Commercial property hit by slump

The CEO of JSE-listed Growthpoint Properties, the largest listed property company, on Wednesday said SA was unlikely to see any “meaningful” commercial development in the next 12-18 months due to the economic slump.

Speaking to Business Day, Norbert Sasse said his group's view was that the struggling property market had not yet hit the bottom and expected further deterioration.

“Even when the recovery comes in the market, it is going to be a lot slower than expected. Vacancies are up, debt and funding pose a major challenge, building costs remain high and, to make matters worse, rent is softening because of high vacancy levels,” Sasse said.

The recession had caught the property industry off guard, with retailers reeling from falling consumer spending and some closing shop. Adding to the industry's challenges was the tight monetary policy environment, the high levels of inflation and household debt, and declining consumer and business confidence.

Data from the South African Property Owners' Association and South African Council of Shopping Centres showed that trading densities for all shopping centres declined 12.5% year on year to March, the sharpest decline in the series' 69-month history.

All types of centre except super regional ones — those larger than 100000m² — recorded a decline in annual growth for the quarter ending March. Community-sized centres — those less than 5000m² — continue to be particularly hard hit, with trading density for the quarter ending 15.3% down from the same period last year. These centres were negatively affected as a result of their inability to attract shoppers during the busy December period. The biggest reason for this was that the more varied tenant mix of the larger centres positioned them better to cater to the average Christmas shopper.

On an annual basis, super-regional centres recorded a positive growth of 6.2% to March, highlighting the defensive nature of larger centres. In contrast, the trading density growth of community-sized centres had been negative for the past seven months.

Regional centres — those bigger than 60000m² — and small centres both recorded a slight decline in annual trading density growth, ending down 2.2% and 3% respectively.

Sasse said there was now more space in the commercial property market and few tenants taking it.

“With the economy in trouble, most centres will find it difficult to fill vacancies.
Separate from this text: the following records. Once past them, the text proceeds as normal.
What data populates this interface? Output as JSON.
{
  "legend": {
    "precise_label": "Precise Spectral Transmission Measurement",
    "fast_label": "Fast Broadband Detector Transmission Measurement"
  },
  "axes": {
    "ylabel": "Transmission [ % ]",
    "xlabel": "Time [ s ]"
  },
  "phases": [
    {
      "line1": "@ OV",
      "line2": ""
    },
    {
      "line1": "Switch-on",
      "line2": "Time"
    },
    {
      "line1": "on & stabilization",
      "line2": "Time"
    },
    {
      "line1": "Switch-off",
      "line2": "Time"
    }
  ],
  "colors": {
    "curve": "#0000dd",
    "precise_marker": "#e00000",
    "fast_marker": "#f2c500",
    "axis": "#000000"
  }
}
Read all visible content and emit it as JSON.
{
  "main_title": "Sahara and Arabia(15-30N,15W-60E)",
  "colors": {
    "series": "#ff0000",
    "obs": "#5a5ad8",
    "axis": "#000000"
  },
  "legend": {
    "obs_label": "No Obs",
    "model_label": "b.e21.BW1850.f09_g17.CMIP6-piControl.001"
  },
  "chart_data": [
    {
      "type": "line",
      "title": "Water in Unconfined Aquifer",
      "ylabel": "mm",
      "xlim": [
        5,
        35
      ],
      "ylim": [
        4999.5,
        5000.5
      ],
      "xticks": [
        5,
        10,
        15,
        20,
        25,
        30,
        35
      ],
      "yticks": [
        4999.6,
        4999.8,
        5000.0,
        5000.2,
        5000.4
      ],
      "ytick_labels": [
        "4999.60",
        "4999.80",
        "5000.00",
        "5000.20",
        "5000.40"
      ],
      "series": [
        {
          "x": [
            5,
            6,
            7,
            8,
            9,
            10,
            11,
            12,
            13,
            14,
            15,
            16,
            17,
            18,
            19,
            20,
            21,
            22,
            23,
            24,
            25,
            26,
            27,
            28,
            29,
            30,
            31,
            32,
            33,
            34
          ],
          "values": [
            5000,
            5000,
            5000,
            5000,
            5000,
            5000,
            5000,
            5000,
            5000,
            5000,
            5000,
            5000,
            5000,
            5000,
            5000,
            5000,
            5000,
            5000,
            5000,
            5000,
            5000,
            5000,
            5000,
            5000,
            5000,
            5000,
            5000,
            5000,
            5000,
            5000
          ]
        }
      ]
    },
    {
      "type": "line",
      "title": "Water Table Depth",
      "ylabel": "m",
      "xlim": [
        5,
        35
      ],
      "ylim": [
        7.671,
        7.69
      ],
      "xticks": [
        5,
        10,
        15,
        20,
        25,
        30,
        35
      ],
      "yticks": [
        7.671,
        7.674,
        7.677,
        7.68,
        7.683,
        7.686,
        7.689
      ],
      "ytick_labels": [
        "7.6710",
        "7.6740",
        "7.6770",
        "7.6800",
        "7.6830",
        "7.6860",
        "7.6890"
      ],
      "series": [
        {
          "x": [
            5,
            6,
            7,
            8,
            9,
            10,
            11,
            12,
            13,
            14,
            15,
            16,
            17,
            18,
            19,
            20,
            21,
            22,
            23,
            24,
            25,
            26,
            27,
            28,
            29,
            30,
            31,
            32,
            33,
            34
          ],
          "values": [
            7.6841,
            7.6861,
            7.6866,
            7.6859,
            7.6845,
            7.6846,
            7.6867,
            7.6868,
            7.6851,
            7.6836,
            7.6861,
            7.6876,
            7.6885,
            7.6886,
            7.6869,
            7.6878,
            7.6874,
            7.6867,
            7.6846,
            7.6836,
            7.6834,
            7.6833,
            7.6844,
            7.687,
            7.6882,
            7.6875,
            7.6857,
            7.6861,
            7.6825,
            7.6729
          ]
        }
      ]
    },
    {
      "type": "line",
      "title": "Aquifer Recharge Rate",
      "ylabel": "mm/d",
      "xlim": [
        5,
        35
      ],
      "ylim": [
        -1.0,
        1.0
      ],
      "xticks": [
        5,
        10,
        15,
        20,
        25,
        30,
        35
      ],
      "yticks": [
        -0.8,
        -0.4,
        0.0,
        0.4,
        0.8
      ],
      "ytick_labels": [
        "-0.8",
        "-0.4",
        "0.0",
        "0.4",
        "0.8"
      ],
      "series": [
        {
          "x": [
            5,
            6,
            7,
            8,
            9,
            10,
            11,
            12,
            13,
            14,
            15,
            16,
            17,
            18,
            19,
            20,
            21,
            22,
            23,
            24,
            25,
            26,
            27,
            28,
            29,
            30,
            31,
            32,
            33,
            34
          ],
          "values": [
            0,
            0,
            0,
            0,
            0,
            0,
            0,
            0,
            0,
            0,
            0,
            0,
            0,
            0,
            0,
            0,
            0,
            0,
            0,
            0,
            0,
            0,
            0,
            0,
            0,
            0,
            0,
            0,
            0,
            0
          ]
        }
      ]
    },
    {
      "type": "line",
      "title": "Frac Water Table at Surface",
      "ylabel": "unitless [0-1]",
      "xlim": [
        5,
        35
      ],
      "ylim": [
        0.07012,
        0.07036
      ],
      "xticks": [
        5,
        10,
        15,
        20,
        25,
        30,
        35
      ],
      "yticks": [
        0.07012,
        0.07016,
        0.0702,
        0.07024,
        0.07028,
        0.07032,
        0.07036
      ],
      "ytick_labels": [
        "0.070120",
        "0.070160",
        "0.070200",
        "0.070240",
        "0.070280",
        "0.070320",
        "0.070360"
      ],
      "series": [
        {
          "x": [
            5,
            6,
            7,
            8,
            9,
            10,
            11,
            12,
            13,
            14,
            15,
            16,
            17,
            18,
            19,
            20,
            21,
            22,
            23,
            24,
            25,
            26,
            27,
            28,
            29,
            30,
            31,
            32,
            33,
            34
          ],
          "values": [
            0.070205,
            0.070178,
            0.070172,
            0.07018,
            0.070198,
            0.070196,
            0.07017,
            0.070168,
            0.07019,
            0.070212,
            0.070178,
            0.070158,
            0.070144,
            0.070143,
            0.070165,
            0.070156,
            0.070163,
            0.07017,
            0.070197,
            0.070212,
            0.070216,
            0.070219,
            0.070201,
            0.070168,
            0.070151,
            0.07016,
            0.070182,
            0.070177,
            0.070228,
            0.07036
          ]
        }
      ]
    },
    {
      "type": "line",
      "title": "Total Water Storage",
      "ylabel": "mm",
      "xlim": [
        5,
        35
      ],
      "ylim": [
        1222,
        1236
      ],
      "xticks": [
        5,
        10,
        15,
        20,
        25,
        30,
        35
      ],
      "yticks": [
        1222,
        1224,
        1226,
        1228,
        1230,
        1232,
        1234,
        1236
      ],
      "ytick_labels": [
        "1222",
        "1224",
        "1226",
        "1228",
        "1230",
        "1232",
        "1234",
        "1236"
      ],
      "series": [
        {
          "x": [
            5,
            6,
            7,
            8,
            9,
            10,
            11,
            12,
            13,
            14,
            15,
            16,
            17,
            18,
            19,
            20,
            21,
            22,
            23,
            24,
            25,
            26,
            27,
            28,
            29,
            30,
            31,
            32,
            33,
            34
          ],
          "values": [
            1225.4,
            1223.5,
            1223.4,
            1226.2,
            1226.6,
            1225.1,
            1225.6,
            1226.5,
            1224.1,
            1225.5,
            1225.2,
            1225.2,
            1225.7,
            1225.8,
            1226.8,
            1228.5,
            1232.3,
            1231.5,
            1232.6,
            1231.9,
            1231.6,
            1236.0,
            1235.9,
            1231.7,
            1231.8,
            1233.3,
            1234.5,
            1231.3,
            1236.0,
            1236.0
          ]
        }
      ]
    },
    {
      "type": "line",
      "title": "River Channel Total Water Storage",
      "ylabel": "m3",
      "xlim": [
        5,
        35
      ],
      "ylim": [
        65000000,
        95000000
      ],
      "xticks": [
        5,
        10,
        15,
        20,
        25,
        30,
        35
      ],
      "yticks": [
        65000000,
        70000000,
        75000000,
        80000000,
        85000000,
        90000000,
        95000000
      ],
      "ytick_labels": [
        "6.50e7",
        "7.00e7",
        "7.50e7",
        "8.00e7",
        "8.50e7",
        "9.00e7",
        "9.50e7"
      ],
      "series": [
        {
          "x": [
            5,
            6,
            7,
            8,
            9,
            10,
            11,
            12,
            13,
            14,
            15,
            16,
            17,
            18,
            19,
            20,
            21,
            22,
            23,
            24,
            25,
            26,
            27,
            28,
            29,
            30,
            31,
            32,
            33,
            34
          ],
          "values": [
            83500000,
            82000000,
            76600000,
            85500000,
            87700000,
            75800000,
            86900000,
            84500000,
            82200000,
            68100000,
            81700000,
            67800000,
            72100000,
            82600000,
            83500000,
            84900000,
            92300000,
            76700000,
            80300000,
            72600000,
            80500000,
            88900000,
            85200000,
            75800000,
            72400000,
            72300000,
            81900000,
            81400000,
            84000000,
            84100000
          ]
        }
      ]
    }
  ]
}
We are likely to see few new commercial developments because of the dramatic slowdown in the economy,” he said, adding that recovery would depend on how deep and long the recession was.

“It is not an exact science, but a gut feeling that we are going to recover in the next 12 to 18 months.”

Although Sasse sympathised with those bemoaning tight lending by banks, he said banks were also under enormous pressure to preserve enough capital and liquidity.

“Even though prime has come down, banks are charging more margins. Previously most people got prime minus two, but today it is prime plus two, which means the cost of debt is high,” he said.